Boards should carefully vet contractors, obtain surety bonding, hire construction managers, and have robust alteration agreements to protect their property from construction chaos and potential liens.
When contractors walk …
SHIELD YOUR BUILDING FROM CONSTRUCTION CHAOS
When your co-op or condo board embarks on a multimillion-dollar construction project, you want everything to go smoothly. You’re relying on professional advice to make sure things go as planned, but you’re also counting on your contractor to do good work, not walk off the job, not have financial problems during the job and not have problems with its subcontractors. But what happens when things go wrong?
POWERFUL PROTECTION. Let’s start with every board’s nightmare scenario: Your contractor walks off the job, leaving work unfinished and subcontractors unpaid. Those unpaid parties have a powerful tool at their disposal — New York’s lien law. This allows contractors and subcontractors who have improved a property to file a lien against it, creating a cloud on your property’s title. While a lien doesn’t automatically guarantee payment, it certainly gets everyone’s attention.
To guard against this scenario, careful planning is required. The first step is proper vetting of contractors. While many boards rely primarily on reputation and bid prices, investigating a contractor’s financial creditworthiness is crucial. Even the most reputable contractors can run into trouble, particularly in construction, where “robbing Peter to pay Paul” is an unfortunate industry practice. A contractor might take on new projects using payments from current ones, leaving previous jobs incomplete.
One powerful protection is surety bonding. Think of it as insurance for your construction project. Payment bonds ensure contractors and subcontractors get paid, while performance bonds guarantee project completion even if the original contractor abandons the work. These typically cost between 1% and 3% of the total project value. While that might seem steep for a budget-conscious board, it can be money well spent — particularly if your lender requires it. You can work with bond brokers to create the right package for your project’s needs.
Another essential safeguard is hiring a construction manager. While this adds cost, they serve as the board’s eyes and ears on the project, monitoring work quality, reviewing contractor records and ensuring subcontractors get paid. Don’t make the mistake of relying solely on your contractor to protect your interests — while they want satisfied customers, their primary focus is their own bottom line.
APARTMENT RENOVATIONS. Individual unit renovations present their own challenges. When shareholders or unit-owners undertake alterations, their contractors can also file liens if payment disputes arise. The impact differs between co-ops and condos. In condos, a lien attaches only to the individual unit’s ownership interest.
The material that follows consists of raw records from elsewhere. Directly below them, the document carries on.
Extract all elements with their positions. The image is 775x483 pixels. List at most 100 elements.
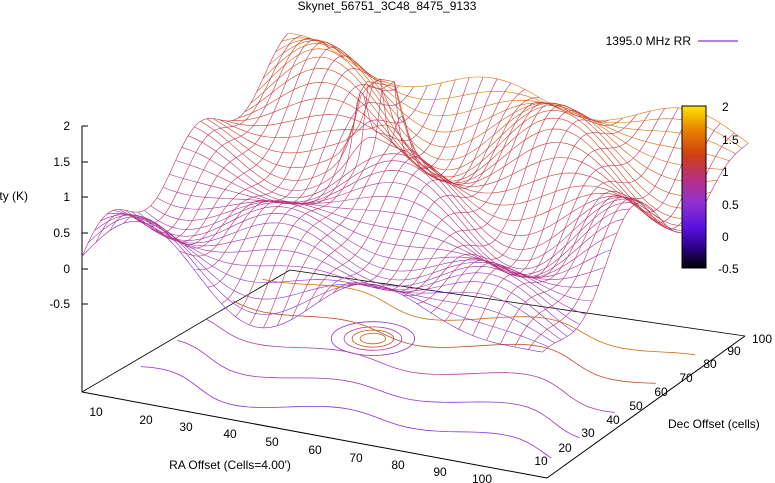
surface-line bbox=[458, 108, 665, 330]
surface-line bbox=[402, 110, 609, 297]
y-tick-label-10: 10 bbox=[534, 454, 548, 468]
colorbar-tick-label-2: 2 bbox=[722, 100, 729, 114]
surface-line bbox=[207, 86, 414, 288]
y-tick-label-20: 20 bbox=[558, 441, 572, 455]
z-tick-label-2: 2 bbox=[63, 119, 70, 133]
base-plane bbox=[81, 269, 746, 479]
surface-line bbox=[472, 107, 679, 336]
x-tick-label-70: 70 bbox=[349, 451, 363, 465]
surface-line bbox=[81, 33, 289, 257]
z-tick-label-1.5: 1.5 bbox=[53, 155, 70, 169]
z-tick-label-0: 0 bbox=[63, 262, 70, 276]
surface-line bbox=[200, 86, 662, 221]
z-tick-label-0.5: 0.5 bbox=[53, 226, 70, 240]
surface-line bbox=[123, 39, 331, 239]
colorbar-tick-label-neg0.5: -0.5 bbox=[718, 262, 739, 276]
y-tick-label-90: 90 bbox=[727, 344, 741, 358]
surface-line bbox=[162, 186, 624, 278]
surface-line bbox=[277, 76, 484, 326]
contour-line bbox=[140, 366, 552, 459]
contour-ring bbox=[351, 329, 395, 348]
surface-line bbox=[151, 46, 358, 245]
surface-line bbox=[109, 38, 316, 233]
surface-line bbox=[374, 102, 581, 292]
surface-line bbox=[235, 82, 442, 317]
y-tick-label-100: 100 bbox=[752, 332, 772, 346]
surface-line bbox=[346, 102, 554, 288]
x-axis: 10 20 30 40 50 60 70 80 90 100 RA Offset… bbox=[89, 405, 492, 483]
surface-line bbox=[165, 55, 372, 249]
z-tick-label-neg0.5: -0.5 bbox=[49, 297, 70, 311]
x-tick-label-20: 20 bbox=[139, 413, 153, 427]
y-axis: 10 20 30 40 50 60 70 80 90 100 Dec Offse… bbox=[534, 332, 772, 468]
colorbar: 2 1.5 1 0.5 0 -0.5 bbox=[681, 100, 739, 276]
surface-line bbox=[144, 202, 605, 280]
x-tick-label-50: 50 bbox=[265, 435, 279, 449]
surface-line bbox=[318, 89, 526, 302]
y-tick-label-30: 30 bbox=[581, 426, 595, 440]
z-axis: 2 1.5 1 0.5 0 -0.5 Intensity (K) bbox=[0, 119, 88, 392]
surface-line bbox=[262, 42, 724, 170]
x-tick-label-100: 100 bbox=[472, 472, 492, 483]
y-axis-label: Dec Offset (cells) bbox=[668, 417, 760, 431]
contour-line bbox=[262, 278, 696, 356]
surface-line bbox=[156, 197, 618, 278]
surface-line bbox=[388, 104, 595, 293]
contour-line bbox=[177, 340, 580, 439]
surface-line bbox=[219, 119, 680, 233]
colorbar-tick-label-0: 0 bbox=[722, 230, 729, 244]
surface-line bbox=[150, 200, 612, 278]
legend-label: 1395.0 MHz RR bbox=[606, 34, 692, 48]
surface-line bbox=[416, 117, 623, 304]
surface-line bbox=[138, 206, 599, 288]
surface-line bbox=[193, 84, 400, 271]
surface-line bbox=[250, 56, 711, 197]
surface-line bbox=[291, 78, 498, 320]
legend: 1395.0 MHz RR bbox=[606, 34, 738, 48]
y-tick-label-60: 60 bbox=[654, 385, 668, 399]
surface-line bbox=[81, 221, 543, 353]
surface-line bbox=[287, 33, 749, 144]
y-tick-label-80: 80 bbox=[703, 357, 717, 371]
contour-ring bbox=[330, 321, 415, 356]
surface-line bbox=[360, 102, 568, 291]
y-tick-label-70: 70 bbox=[679, 371, 693, 385]
colorbar-tick-label-0.5: 0.5 bbox=[722, 198, 739, 212]
z-tick-label-1: 1 bbox=[63, 190, 70, 204]
contour-ring bbox=[343, 326, 403, 351]
surface-line bbox=[125, 210, 587, 315]
chart-title: Skynet_56751_3C48_8475_9133 bbox=[298, 0, 477, 13]
x-tick-label-40: 40 bbox=[223, 427, 237, 441]
surface-line bbox=[212, 78, 674, 232]
contour-line bbox=[232, 300, 656, 384]
surface-line bbox=[486, 109, 693, 341]
surface-line bbox=[249, 78, 456, 326]
surface-line bbox=[95, 35, 302, 243]
surface-line bbox=[231, 97, 693, 227]
x-tick-label-60: 60 bbox=[308, 443, 322, 457]
surface-line bbox=[131, 211, 593, 302]
surface-line bbox=[263, 77, 470, 329]
surface-line bbox=[244, 67, 705, 209]
x-axis-label: RA Offset (Cells=4.00') bbox=[169, 458, 291, 472]
surface-line bbox=[275, 38, 736, 155]
surface-line bbox=[281, 37, 743, 149]
surface-line bbox=[137, 41, 344, 243]
surface-line bbox=[332, 96, 540, 294]
contour-line bbox=[206, 318, 615, 413]
y-tick-label-50: 50 bbox=[629, 399, 643, 413]
x-tick-label-90: 90 bbox=[433, 465, 447, 479]
x-tick-label-30: 30 bbox=[179, 420, 193, 434]
surface-line bbox=[444, 110, 651, 322]
z-axis-label: Intensity (K) bbox=[0, 189, 28, 203]
colorbar-tick-label-1: 1 bbox=[722, 165, 729, 179]
surface-line bbox=[113, 210, 574, 332]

However, in co-ops, the lien affects the corporation itself — albeit only the pro rata percentage owned by that shareholder.
This distinction makes it crucial for boards, especially in co-ops, to have robust alteration agreements. These should require prompt resolution of any payment disputes and lien removal within a specific time frame, typically 10 days. Remember that renovation mishaps can affect multiple units — imagine a plumber accidentally cutting through a pipe during a kitchen renovation, causing catastrophic water damage to a neighboring apartment whose owners are away.
AN OUNCE OF PREVENTION. Have experienced construction attorneys review your contracts and alteration agreements before work begins. While legal fees might seem like an unnecessary expense when budgets are tight, they’re a bargain compared with the cost of construction disputes. Your building’s attorney can ensure contracts provide adequate protection for timely completion and proper payment processes, while alteration agreements shield the building from individual-unit renovation disputes.